Up until now we have talked about reading techniques that will help you in the future. We are going to change focus a bit and think about what events have shaped you into the reader and writer you are today. Today we are reading "The Joy of reading and Writing" by Sherman Alexie. He discusses his experience as a Native American growing up on the reservation. At one point he talks about his father's love for reading and how the presence of books helped shape him as a reader and a writer. I especially like this part. As a child, I never thought about the presence of books in my house or the effect of seeing other people read. My dad, though despite only having a high school education and working as a chef all his life, loved read nonfiction books. I can remember him reading entire series of books on The California Missions, on the history of gambling in Nevada, on gardening, on all sorts of topics that caught his attention. I never remember him encouraging me to read or write, but I am sure that his influence helped shape me into the reader and writer I am today.
We are also reading Richard Wilbur's poem, "The Writer." In this poem Wilbur creates an extended metaphor of his daughter as a writer. As you read, think about what he is trying to tell you about his daughter's writing process.

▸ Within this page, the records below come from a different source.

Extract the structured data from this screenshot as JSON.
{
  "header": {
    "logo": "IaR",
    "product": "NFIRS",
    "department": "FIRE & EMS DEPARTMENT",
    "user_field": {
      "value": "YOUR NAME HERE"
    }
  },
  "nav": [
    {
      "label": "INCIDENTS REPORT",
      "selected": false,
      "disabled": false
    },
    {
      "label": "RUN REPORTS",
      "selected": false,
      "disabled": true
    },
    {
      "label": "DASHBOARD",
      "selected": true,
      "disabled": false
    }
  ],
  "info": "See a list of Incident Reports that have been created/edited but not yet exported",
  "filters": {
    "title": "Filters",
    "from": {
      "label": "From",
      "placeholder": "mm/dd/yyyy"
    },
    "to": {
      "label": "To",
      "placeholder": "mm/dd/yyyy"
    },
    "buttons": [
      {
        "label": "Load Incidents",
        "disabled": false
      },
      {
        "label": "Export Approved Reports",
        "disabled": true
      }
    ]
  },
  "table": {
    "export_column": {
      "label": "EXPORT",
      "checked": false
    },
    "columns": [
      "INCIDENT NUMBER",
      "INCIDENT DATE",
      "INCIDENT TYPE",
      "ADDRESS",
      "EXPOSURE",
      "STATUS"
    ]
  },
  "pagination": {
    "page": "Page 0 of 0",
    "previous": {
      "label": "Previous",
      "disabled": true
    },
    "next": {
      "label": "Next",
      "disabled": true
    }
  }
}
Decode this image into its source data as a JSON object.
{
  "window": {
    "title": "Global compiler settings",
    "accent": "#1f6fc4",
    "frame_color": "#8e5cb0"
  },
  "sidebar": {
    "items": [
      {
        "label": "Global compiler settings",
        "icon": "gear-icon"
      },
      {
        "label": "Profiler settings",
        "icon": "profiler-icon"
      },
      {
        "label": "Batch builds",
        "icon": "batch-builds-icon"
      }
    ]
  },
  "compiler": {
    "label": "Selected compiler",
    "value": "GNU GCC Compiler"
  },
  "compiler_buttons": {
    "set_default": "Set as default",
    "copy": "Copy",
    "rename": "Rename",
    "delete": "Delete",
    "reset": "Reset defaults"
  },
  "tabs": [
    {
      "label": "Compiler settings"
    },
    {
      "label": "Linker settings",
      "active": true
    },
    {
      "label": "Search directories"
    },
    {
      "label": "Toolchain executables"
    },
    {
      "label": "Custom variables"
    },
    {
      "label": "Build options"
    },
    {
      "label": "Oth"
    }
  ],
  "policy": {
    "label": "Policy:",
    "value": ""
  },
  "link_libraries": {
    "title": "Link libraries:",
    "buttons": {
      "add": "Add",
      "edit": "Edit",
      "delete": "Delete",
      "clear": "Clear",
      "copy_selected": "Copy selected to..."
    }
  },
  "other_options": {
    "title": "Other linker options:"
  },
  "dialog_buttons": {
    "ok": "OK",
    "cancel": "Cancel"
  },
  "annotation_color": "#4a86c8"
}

In the comments section, please write about a few key events that helped you to become the reader and writer you are today. Think about how the lack of skills or techniques the authors like Rosenberg, Rafoth, or Bunn have discussed may have influenced you. Was there a person who was particularly influential, either positive or negative, to you as a reader or writer? What was that influence and what effect did it have on you? Post your response in the comments section in about 500 words.